In fact, he gave it all back.

"You can't make plans for money like this that's found in a situation like this," Ferrin said. "It just doesn't feel right to do anything but give it back."

Within an hour of closing on his first home, Josh Ferrin, an artist for the Deseret News, used the keys to take his first official look inside.

While taking it all in, he noticed a tiny scrap of carpet peeking out of a small door in the ceiling of a workshop at the back of the garage. He got a ladder and climbed up to explore the unseen space. It was dark and musty, but Ferrin could see a black metal box sitting there.

It was a heavy metal box - the kind used to haul ammunition during World War II - and it was filled with cash, old stamps, bond certificates and other random memorabilia.

"I immediately closed it, locked it in my truck and called my wife. 'You won't believe what I just found,'" he said. Tara Ferrin immediately knew the couple had to return the money to its rightful owners.

However, Arnold Bangerter, the former homeowner, passed away in November 2010 and his youngest son, Dennis Bangerter, the executor of Bangerter's estate, had just signed the 1950s red-brick rambler away.

"When we were thinking about selling the house, I thought that now was a good time and we needed to get it ready," he said. "I had the feeling that it could be hard, but if the right family came along, it would sell quickly."

He said he knew the Ferrins were "a good family" from the moment he met them. Dennis Bangerter said he wished they could have met his father.

"Going through those boxes, I felt like I had a peek into his life," Josh Ferrin said about the man who left the surprising find. "This is a beautiful outcome and it feels good to be a part of it. It's a rare opportunity to be able to do something extraordinarily honest."

Arnold Bangerter, an fisheries biologist for the former Utah Department of Fish and Game, had purchased the home in 1966 and lived there with his wife, who died in 2005.

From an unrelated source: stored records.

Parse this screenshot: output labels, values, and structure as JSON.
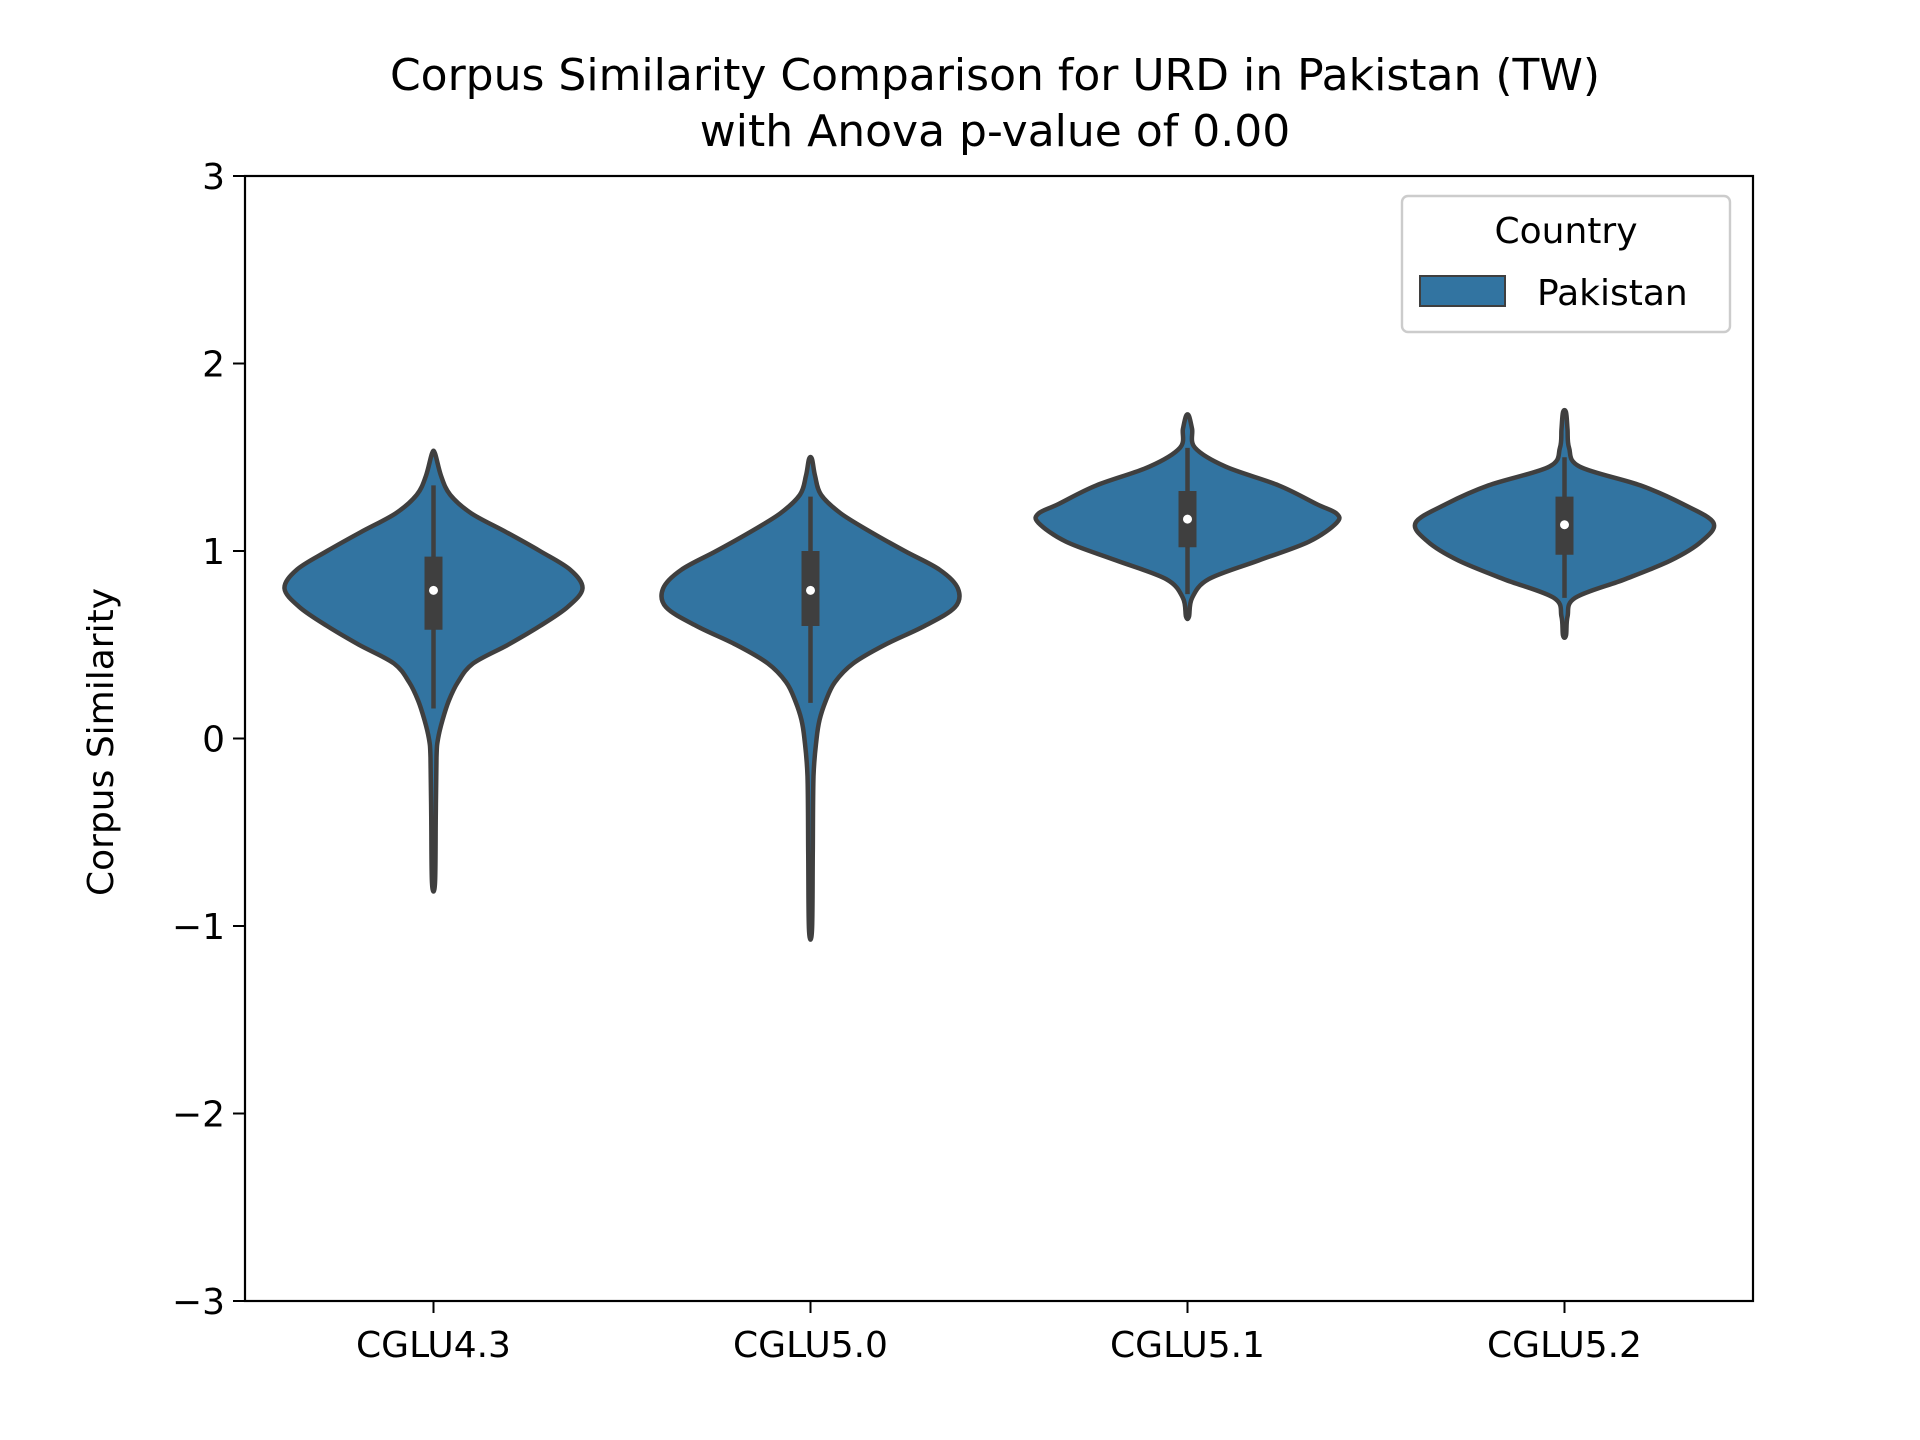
{
  "chart_data": {
    "type": "violin",
    "title": "Corpus Similarity Comparison for URD in Pakistan (TW)",
    "subtitle": "with Anova p-value of 0.00",
    "xlabel": "",
    "ylabel": "Corpus Similarity",
    "ylim": [
      -3,
      3
    ],
    "yticks": [
      3,
      2,
      1,
      0,
      -1,
      -2,
      -3
    ],
    "ytick_labels": [
      "3",
      "2",
      "1",
      "0",
      "−1",
      "−2",
      "−3"
    ],
    "categories": [
      "CGLU4.3",
      "CGLU5.0",
      "CGLU5.1",
      "CGLU5.2"
    ],
    "grid": false,
    "legend": {
      "title": "Country",
      "placement": "top-right",
      "entries": [
        {
          "name": "Pakistan",
          "color": "#3274a1"
        }
      ]
    },
    "series": [
      {
        "name": "Pakistan",
        "color": "#3274a1",
        "violins": [
          {
            "category": "CGLU4.3",
            "min": -0.77,
            "max": 1.52,
            "q1": 0.58,
            "median": 0.79,
            "q3": 0.97,
            "whisker_low": 0.16,
            "whisker_high": 1.35,
            "density": [
              [
                -0.77,
                0.01
              ],
              [
                -0.4,
                0.015
              ],
              [
                -0.1,
                0.02
              ],
              [
                0.0,
                0.03
              ],
              [
                0.1,
                0.06
              ],
              [
                0.2,
                0.1
              ],
              [
                0.3,
                0.16
              ],
              [
                0.4,
                0.26
              ],
              [
                0.5,
                0.49
              ],
              [
                0.6,
                0.7
              ],
              [
                0.7,
                0.88
              ],
              [
                0.8,
                0.98
              ],
              [
                0.9,
                0.9
              ],
              [
                1.0,
                0.7
              ],
              [
                1.1,
                0.48
              ],
              [
                1.2,
                0.25
              ],
              [
                1.3,
                0.11
              ],
              [
                1.4,
                0.05
              ],
              [
                1.52,
                0.01
              ]
            ]
          },
          {
            "category": "CGLU5.0",
            "min": -1.02,
            "max": 1.49,
            "q1": 0.6,
            "median": 0.79,
            "q3": 1.0,
            "whisker_low": 0.19,
            "whisker_high": 1.29,
            "density": [
              [
                -1.02,
                0.01
              ],
              [
                -0.6,
                0.015
              ],
              [
                -0.2,
                0.02
              ],
              [
                0.0,
                0.04
              ],
              [
                0.1,
                0.06
              ],
              [
                0.2,
                0.1
              ],
              [
                0.3,
                0.16
              ],
              [
                0.4,
                0.28
              ],
              [
                0.5,
                0.49
              ],
              [
                0.6,
                0.75
              ],
              [
                0.7,
                0.95
              ],
              [
                0.8,
                0.97
              ],
              [
                0.9,
                0.85
              ],
              [
                1.0,
                0.62
              ],
              [
                1.1,
                0.4
              ],
              [
                1.2,
                0.2
              ],
              [
                1.3,
                0.07
              ],
              [
                1.4,
                0.03
              ],
              [
                1.49,
                0.01
              ]
            ]
          },
          {
            "category": "CGLU5.1",
            "min": 0.65,
            "max": 1.72,
            "q1": 1.02,
            "median": 1.17,
            "q3": 1.32,
            "whisker_low": 0.77,
            "whisker_high": 1.55,
            "density": [
              [
                0.65,
                0.01
              ],
              [
                0.75,
                0.03
              ],
              [
                0.85,
                0.14
              ],
              [
                0.95,
                0.47
              ],
              [
                1.05,
                0.8
              ],
              [
                1.15,
                0.98
              ],
              [
                1.2,
                0.98
              ],
              [
                1.25,
                0.85
              ],
              [
                1.35,
                0.6
              ],
              [
                1.45,
                0.25
              ],
              [
                1.55,
                0.05
              ],
              [
                1.65,
                0.03
              ],
              [
                1.72,
                0.01
              ]
            ]
          },
          {
            "category": "CGLU5.2",
            "min": 0.55,
            "max": 1.74,
            "q1": 0.98,
            "median": 1.14,
            "q3": 1.29,
            "whisker_low": 0.75,
            "whisker_high": 1.5,
            "density": [
              [
                0.55,
                0.01
              ],
              [
                0.65,
                0.02
              ],
              [
                0.75,
                0.07
              ],
              [
                0.85,
                0.4
              ],
              [
                0.95,
                0.7
              ],
              [
                1.05,
                0.9
              ],
              [
                1.15,
                0.98
              ],
              [
                1.25,
                0.78
              ],
              [
                1.35,
                0.5
              ],
              [
                1.45,
                0.1
              ],
              [
                1.55,
                0.03
              ],
              [
                1.65,
                0.02
              ],
              [
                1.74,
                0.01
              ]
            ]
          }
        ]
      }
    ]
  }
}
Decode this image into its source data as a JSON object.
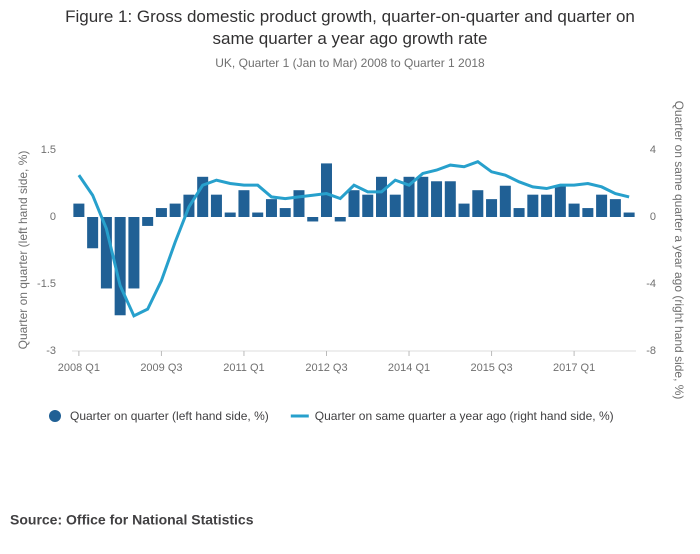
{
  "chart_data": {
    "type": "bar",
    "title": "Figure 1: Gross domestic product growth, quarter-on-quarter and quarter on same quarter a year ago growth rate",
    "subtitle": "UK, Quarter 1 (Jan to Mar) 2008 to Quarter 1 2018",
    "ylabel": "Quarter on quarter (left hand side, %)",
    "y2label": "Quarter on same quarter a year ago (right hand side, %)",
    "source": "Source: Office for National Statistics",
    "categories": [
      "2008 Q1",
      null,
      null,
      null,
      null,
      null,
      "2009 Q3",
      null,
      null,
      null,
      null,
      null,
      "2011 Q1",
      null,
      null,
      null,
      null,
      null,
      "2012 Q3",
      null,
      null,
      null,
      null,
      null,
      "2014 Q1",
      null,
      null,
      null,
      null,
      null,
      "2015 Q3",
      null,
      null,
      null,
      null,
      null,
      "2017 Q1",
      null,
      null,
      null,
      null
    ],
    "ylim": [
      -3,
      1.5
    ],
    "yticks": [
      -3,
      -1.5,
      0,
      1.5
    ],
    "y2lim": [
      -8,
      4
    ],
    "y2ticks": [
      -8,
      -4,
      0,
      4
    ],
    "grid": false,
    "series": [
      {
        "name": "Quarter on quarter (left hand side, %)",
        "type": "bar",
        "color": "#206095",
        "values": [
          0.3,
          -0.7,
          -1.6,
          -2.2,
          -1.6,
          -0.2,
          0.2,
          0.3,
          0.5,
          0.9,
          0.5,
          0.1,
          0.6,
          0.1,
          0.4,
          0.2,
          0.6,
          -0.1,
          1.2,
          -0.1,
          0.6,
          0.5,
          0.9,
          0.5,
          0.9,
          0.9,
          0.8,
          0.8,
          0.3,
          0.6,
          0.4,
          0.7,
          0.2,
          0.5,
          0.5,
          0.7,
          0.3,
          0.2,
          0.5,
          0.4,
          0.1
        ]
      },
      {
        "name": "Quarter on same quarter a year ago (right hand side, %)",
        "type": "line",
        "axis": "y2",
        "color": "#27a0cc",
        "values": [
          2.5,
          1.3,
          -0.7,
          -4.1,
          -5.9,
          -5.5,
          -3.8,
          -1.5,
          0.6,
          1.9,
          2.2,
          2.0,
          1.9,
          1.9,
          1.2,
          1.1,
          1.2,
          1.3,
          1.4,
          1.1,
          1.9,
          1.5,
          1.5,
          2.2,
          1.9,
          2.6,
          2.8,
          3.1,
          3.0,
          3.3,
          2.7,
          2.5,
          2.1,
          1.8,
          1.7,
          1.9,
          1.9,
          2.0,
          1.8,
          1.4,
          1.2
        ]
      }
    ]
  }
}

The Ferrins felt right about buying the home from the moment they walked inside, and a giant sequoia redwood tree in the backyard sealed the deal. Little did they know they'd be getting so much more.

"It's a story that will outlast our generation and probably yours as well," Kay Bangerter, the oldest of the Bangerter's six children, said Wednesday. He wasn't all that surprised at the money, as he had previously found cash taped to the bottom of a chest of drawers left in his father's home, albeit in much smaller amounts.

"He grew up in hard times and people that survived that era didn't have anything when they came out of it unless they saved it themselves," he said. "He was a saver, not a spender."

No one knows when Arnold Bangerter started stashing the cash, but the bills and coins found in the garage are dated back to the 1970s and 1980s.

One-, five-, 10- and 20-dollar bills had been meticulously coiled in bundles of hundreds and five-hundreds. Nearly every roll was wrapped with a tiny bit of twine. Ferrin hauled eight ammo boxes out of the crawl space. The boxes also contained a plastic bag of large bullets and a hand-written note that reads: "I was born on a lousy day."

It took at least three hours for the Ferrins to sort and count the new-found cash, all the while teaching a lesson of honesty to their two young sons, who wanted to keep "just one" of the bundles and kept trying to slip coins into their pockets.

"The house needs some work," Josh Ferrin said. "I could use the $45,000 for remodeling, but he didn't save that money for us. He saved it for his family."

Josh Ferrin said he "felt guided" to the house, which was one of at least two others they considered buying in the area. He also felt guided to that money.

They'll be fixing up the home before they officially move in and in the meantime, life will go on just as it did before discovering a small fortune.

"I never considered the money mine," Josh Ferrin said. "You can't allow yourself to think like that."